You moved to D.C. in 2005 and Bethesda in 2013. What are your favorite hangouts—pre-pandemic and now?
I love how they’ve blocked Little Falls [Parkway] during the weekends. We taught our daughter how to ride a bike without training wheels in the spring there. It was something we had never gotten around to doing, and quarantine forced us to think of ways to fill the weekends at home. We used to go to Millie’s and Compass Coffee in Spring Valley, where I’d bring my laptop to work. I think I wrote the entire children’s book there. For date nights, my husband and I used to go to Woodmont Grill and eat at the bar. We still get takeout from [Kim’s] Yirasai every weekend it seems. Our kids love sushi. I’m addicted to their Inari and their soybean roll.
With your hectic schedule, do you ever get a chance to read?
I’ve been taking walks with a lot of moms in my neighborhood once or twice a week—the moms of other first and second graders. On my way to meet them, I listen to books on Audible. I just read The Vanishing Half [by Brit Bennett] and The Guest List, by Lucy Foley, that I liked. I also just reread My Turn by Nancy Reagan. It’s my favorite first lady memoir because Nancy Reagan takes everyone to task. It’s my favorite next to Michelle Obama’s Becoming.
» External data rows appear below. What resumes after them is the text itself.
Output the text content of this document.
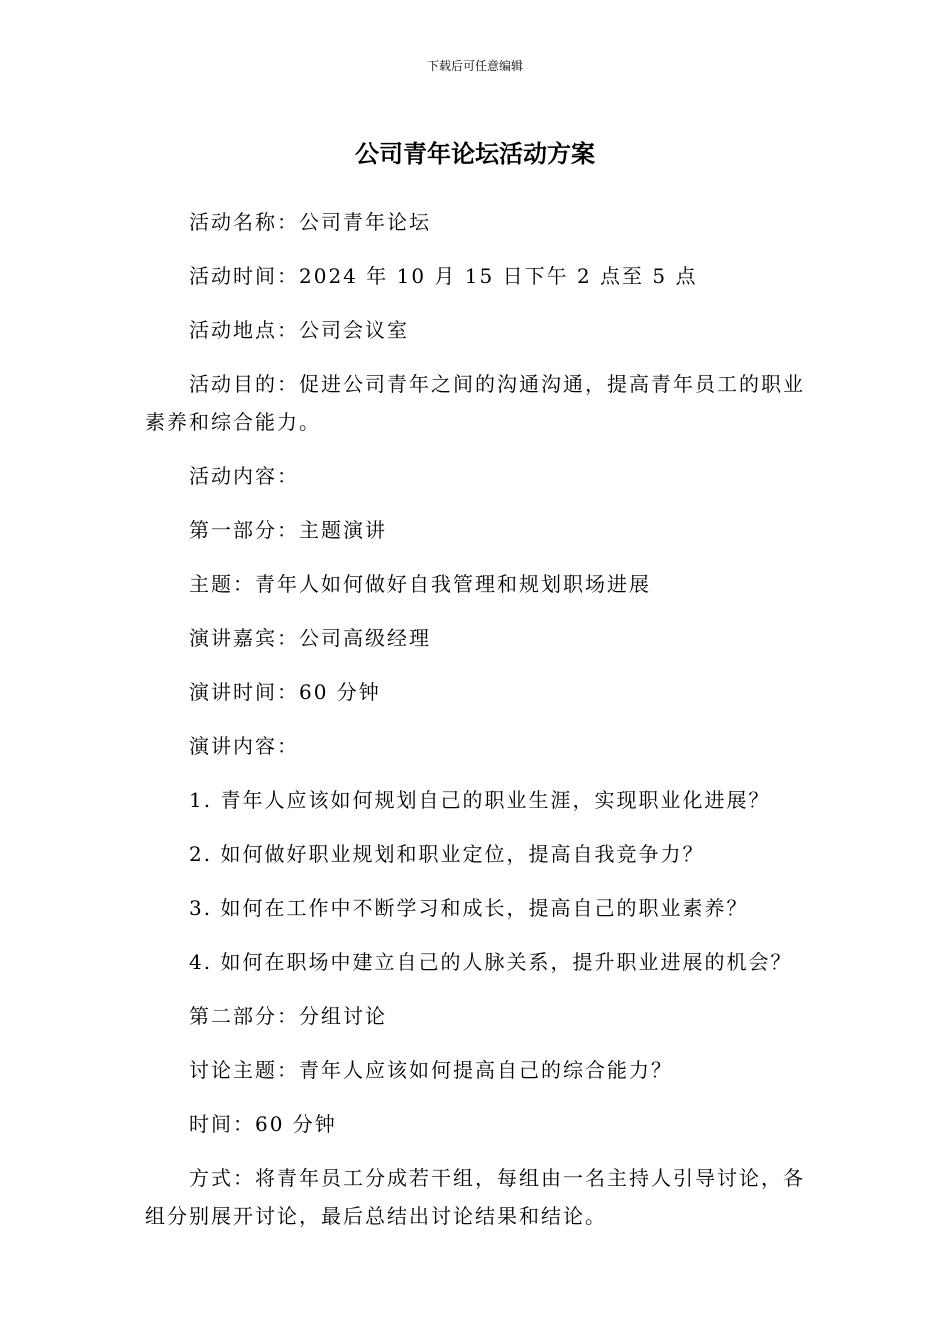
下载后可任意编辑
公司青年论坛活动方案

活动名称：公司青年论坛

活动时间：2024 年 10 月 15 日下午 2 点至 5 点

活动地点：公司会议室

活动目的：促进公司青年之间的沟通沟通，提高青年员工的职业素养和综合能力。

活动内容：

第一部分：主题演讲

主题：青年人如何做好自我管理和规划职场进展

演讲嘉宾：公司高级经理

演讲时间：60 分钟

演讲内容：

1. 青年人应该如何规划自己的职业生涯，实现职业化进展？

2. 如何做好职业规划和职业定位，提高自我竞争力？

3. 如何在工作中不断学习和成长，提高自己的职业素养？

4. 如何在职场中建立自己的人脉关系，提升职业进展的机会？

第二部分：分组讨论

讨论主题：青年人应该如何提高自己的综合能力？

时间：60 分钟

方式：将青年员工分成若干组，每组由一名主持人引导讨论，各组分别展开讨论，最后总结出讨论结果和结论。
When the pandemic is over and you can travel again, where is the first place you want to go?
I would go to Paris with my kids. I keep talking with my daughter about how we’ll go to the Louvre and see the Mona Lisa and then we’ll go for baguettes. I’ve been showing her pictures of the glass pyramid—the I.M. Pei pyramid outside the Louvre—and she’s excited about that. I have a very romantic idea of taking a 7-year-old and an 8-year-old and a 2-year-old to Paris.
Amy Halpern is a journalist who has worked in print and television news, and as the associate producer of an Emmy award-winning documentary. She lives in Potomac.